You are wrong about that. You were claiming that many insertions in the same place were necessary. You have no been informed that only one is necessary to explain any given shared insertion. Those hundreds of shared insertions happened over many millions of years, in various ancestors of various clades of primates.


Hi Andrew

I certainly don’t need convincing about common descent but the detail you provide especially on ERVs is fascinating. Would you mind if I quoted some of your material elsewhere, where I’ve been exchanging views wit ID proponents?

1 Like

Just one insertion out of many happening, in just one individual out of many who gets infected with the virus.

This happens many times during the evolution of primates. Retroviruses come and go, groups/tribes of primates become infected and many individuals get retroviral insertions, and it just takes one out of all those that get it, to go to fixation.

In the same way all other traits spread in a population. They pass it on to their children, who grow up to have children of their own etc.

Other people who had insertions in other places of their genome had fewer children on average, so we got this particular insertion rather than another.


Alan, feel free to use it. It’s not like any of it is my work anyway, it’s just citing the work of other people.

1 Like

@John_Harshman is right, you’re badly misunderstanding something about genetic drift and fixation. I’m not entirely sure what you’re misunderstanding, but you should know that only one mutation needs to occur to come to fixation via genetic drift. It doesn’t need to happen more than once to be fixed.

Also, ERV insertion by itself isn’t rare at all; as I explained earlier, there are >27 ERVs which are insertionally polymorphic in humans even today (Marchi et al. 2014). What’s rare is multiple ERVs inserting in the same place in two different individuals, but that doesn’t need to happen for it to come to fixation. So it’s not at all implausible that one ERV should become fixed per 200000 years in a hominid population of about 10000 individuals. No, I haven’t looked at any population genetics models, but it seems intuitively plausible to me.


I’m not sure that’s true. The “problems” that you’re seeing seem to come from a misunderstanding of population genetics.
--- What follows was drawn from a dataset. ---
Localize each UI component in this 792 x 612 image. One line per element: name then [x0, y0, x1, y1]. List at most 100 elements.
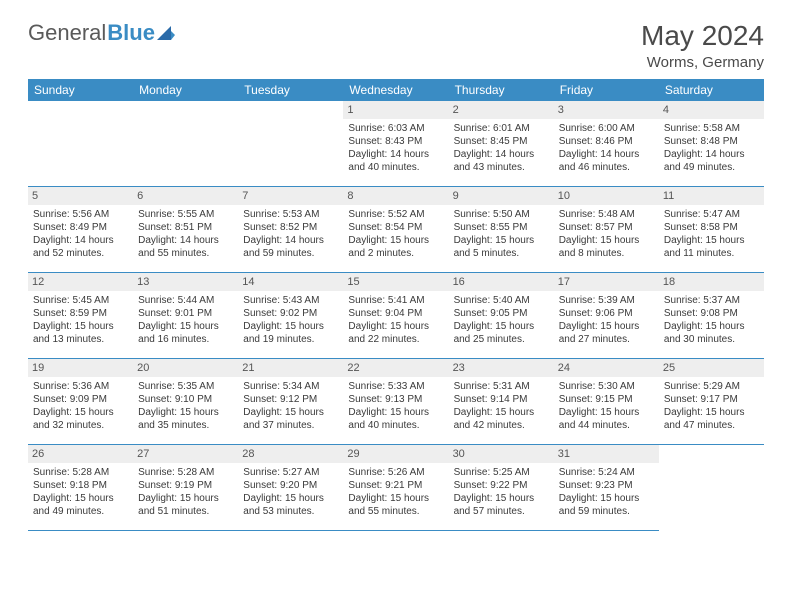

No, we’re only talking about a single mutation, and one that’s not all that rare at all. A mutation only has to happen one time before it reaches fixation by genetic drift.


Then you should be able to cite a model that shows this is feasible. How do hundreds of retroviruses in the same position become fixed in a population? What are the parameters and what is the waiting time to fixation?

This is your central misconception. It isn’t hundreds of retroviruses in the same position. It’s one retroviral insertion. They become fixed in the same way a point mutation becomes fixed: by being inherited over many generations. Your link is irrelevant; did you put it in by accident?


There are about 100 point mutations per generation in the germ line every generation. How many retroviruses are there in the germ line per generation?

That varies a lot, depending on whether the population is currently experiencing a retroviral infection. But let’s consider: there have been around 35 million point substitutions in the human and chimp lineages (combined) since their separation. How many retroviral insertions per generation would be required to achieve a proportional result?


How are you still this confused?


According to neutral theory about .2% of the common ancestors would need to have the retro virus fixed in their germ line on average.
Would we expect the sequences of these retroviruses to be conserved?
Some retro viruses we know like HIV can be deleterious so that is another issue which challenges fixation.

How are you still so gullible? :slight_smile:

This is word salad. I have no idea where you got that notion.

More word salad. Do you have any idea what you’re talking about here?

We would not. But I’m suspecting you don’t understand what “conserved” means.